Annie dejó las flores en la tumba y se sentó al lado. Estuvo así una hora, repitiéndose a sí misma todas las cosas tiernas y maravillosas que Joseph le había escrito.

La cadena de sus pensamientos se habría alargado durante horas si el hombrecillo no la hubiera roto con un carraspeo.

—Deberíamos irnos —dijo—. El sol se ocultará dentro de poco.

—Dejarlo aquí, solo, me rompe el corazón.

—Puede volver en otro momento.

—Sí —dijo Annie—. Volveré.

—¿Qué clase de hombre era?

—¿Qué clase? —Annie se puso en pie—. No nos vimos nunca. Sólo nos escribíamos. Pero era un buen hombre, un hombre muy bueno.

—¿Por qué le parecía tan bueno?

—Porque logró que me sintiera bella —respondió—. Ahora sé lo que eso significa.

—¿Sabe qué aspecto tenía?

—No, no exactamente.

—Según tengo entendido, era alto y de hombros anchos. Tenía pelo rizado y ojos azules —afirmó—. ¿Se corresponde con la imagen que tenía de él?

—¡Oh, sí! —dijo Annie, llena de felicidad—. Era justo como lo imaginaba. Sabía que sería así.

El sol se estaba ocultando cuando el gnomo de un solo ojo regresó al cementerio en la camioneta, después de haber llevado a Annie a la estación y de haberle advertido contra los desconocidos. Las lápidas proyectaban sombras largas a su paso durante el camino de vuelta hasta la solitaria y poética tumba del bosque.
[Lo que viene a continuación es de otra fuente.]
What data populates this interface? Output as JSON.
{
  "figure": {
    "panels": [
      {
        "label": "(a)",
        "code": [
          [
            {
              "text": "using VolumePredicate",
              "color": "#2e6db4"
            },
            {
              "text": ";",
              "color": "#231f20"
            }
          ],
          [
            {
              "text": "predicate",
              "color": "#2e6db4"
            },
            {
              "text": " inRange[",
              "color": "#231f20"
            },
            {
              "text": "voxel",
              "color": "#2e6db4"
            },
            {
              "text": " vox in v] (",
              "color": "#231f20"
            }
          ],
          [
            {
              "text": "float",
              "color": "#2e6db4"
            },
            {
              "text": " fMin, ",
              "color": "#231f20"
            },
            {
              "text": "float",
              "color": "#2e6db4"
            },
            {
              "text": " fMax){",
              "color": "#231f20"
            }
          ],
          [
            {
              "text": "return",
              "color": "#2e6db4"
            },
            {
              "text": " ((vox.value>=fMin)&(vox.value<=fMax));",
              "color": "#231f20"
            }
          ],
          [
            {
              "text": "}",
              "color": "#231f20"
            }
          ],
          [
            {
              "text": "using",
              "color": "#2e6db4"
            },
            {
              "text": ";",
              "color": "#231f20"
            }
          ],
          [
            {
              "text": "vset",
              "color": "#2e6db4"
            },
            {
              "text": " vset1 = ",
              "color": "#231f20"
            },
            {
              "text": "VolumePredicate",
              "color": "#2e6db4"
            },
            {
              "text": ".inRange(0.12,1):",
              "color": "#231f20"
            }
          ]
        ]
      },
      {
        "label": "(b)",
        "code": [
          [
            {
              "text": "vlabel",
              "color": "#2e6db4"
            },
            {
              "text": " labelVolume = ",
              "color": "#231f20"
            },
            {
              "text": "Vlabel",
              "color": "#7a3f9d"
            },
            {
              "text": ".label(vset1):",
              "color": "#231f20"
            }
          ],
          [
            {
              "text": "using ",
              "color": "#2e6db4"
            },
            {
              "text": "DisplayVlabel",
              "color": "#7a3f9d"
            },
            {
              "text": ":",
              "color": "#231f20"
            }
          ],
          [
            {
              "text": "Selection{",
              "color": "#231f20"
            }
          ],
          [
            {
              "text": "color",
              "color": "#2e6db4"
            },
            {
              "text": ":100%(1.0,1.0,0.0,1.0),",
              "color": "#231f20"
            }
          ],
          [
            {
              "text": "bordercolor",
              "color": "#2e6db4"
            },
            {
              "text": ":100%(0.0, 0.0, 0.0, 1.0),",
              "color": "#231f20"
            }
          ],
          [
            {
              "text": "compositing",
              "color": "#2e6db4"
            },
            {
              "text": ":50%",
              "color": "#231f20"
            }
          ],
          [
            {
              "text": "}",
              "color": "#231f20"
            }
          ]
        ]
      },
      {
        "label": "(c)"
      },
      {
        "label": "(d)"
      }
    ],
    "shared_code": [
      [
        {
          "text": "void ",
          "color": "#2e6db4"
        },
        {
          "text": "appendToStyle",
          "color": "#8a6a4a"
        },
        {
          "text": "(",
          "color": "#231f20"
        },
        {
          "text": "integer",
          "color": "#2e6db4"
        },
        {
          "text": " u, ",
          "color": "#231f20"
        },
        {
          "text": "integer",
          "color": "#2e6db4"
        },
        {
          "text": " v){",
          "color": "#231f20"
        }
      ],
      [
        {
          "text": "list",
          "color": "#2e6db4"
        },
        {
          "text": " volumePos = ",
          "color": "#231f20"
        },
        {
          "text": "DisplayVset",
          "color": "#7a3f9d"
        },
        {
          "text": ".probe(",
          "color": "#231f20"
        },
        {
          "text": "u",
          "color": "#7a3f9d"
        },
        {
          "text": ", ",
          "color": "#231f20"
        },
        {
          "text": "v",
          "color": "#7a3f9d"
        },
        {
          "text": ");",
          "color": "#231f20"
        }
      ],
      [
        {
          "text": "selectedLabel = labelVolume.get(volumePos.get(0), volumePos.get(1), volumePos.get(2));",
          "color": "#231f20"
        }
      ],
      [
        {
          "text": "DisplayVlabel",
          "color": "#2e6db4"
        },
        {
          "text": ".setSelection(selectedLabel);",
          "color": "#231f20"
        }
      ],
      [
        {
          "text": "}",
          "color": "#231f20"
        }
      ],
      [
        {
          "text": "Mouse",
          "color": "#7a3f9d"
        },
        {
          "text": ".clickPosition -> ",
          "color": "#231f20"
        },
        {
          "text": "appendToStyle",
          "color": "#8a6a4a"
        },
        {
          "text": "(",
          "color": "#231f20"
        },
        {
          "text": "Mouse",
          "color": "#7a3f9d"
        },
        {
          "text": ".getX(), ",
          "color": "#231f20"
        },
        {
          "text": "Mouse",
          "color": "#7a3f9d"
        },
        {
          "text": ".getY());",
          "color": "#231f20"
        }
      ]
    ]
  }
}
Al llegar, alcanzó el ramo de flores de Annie y suspiró. Después, volvió a la casa de piedra, puso agua en un jarrón y dejó las flores en su mesa de trabajo.

Las noches de principios de primavera eran húmedas, así que avivó el fuego del hogar. Se sirvió un café, se sentó y se inclinó hacia delante para poder oler las flores de Annie mientras redactaba una carta.

«Querida señora Draper —escribió—, es extraño que usted, mi alma gemela, mi mejor amiga, se encuentre en una granja de pollos de la Columbia británica, una tierra preciosa que, probablemente, no llegaré a conocer. A pesar de lo que afirma sobre ese lugar, debe de ser muy bello; a fin de cuentas, ¿no la creó a usted? Por favor, por favor, por favor —continuó, gruñendo mientras subrayaba los tres por favores— no descendamos a la vulgaridad de lo que llaman “intercambiar fotos”. Ningún fotógrafo, salvo en el cielo, podría conseguir una imagen del ángel que se alza desde sus cartas y me ciega de adoración».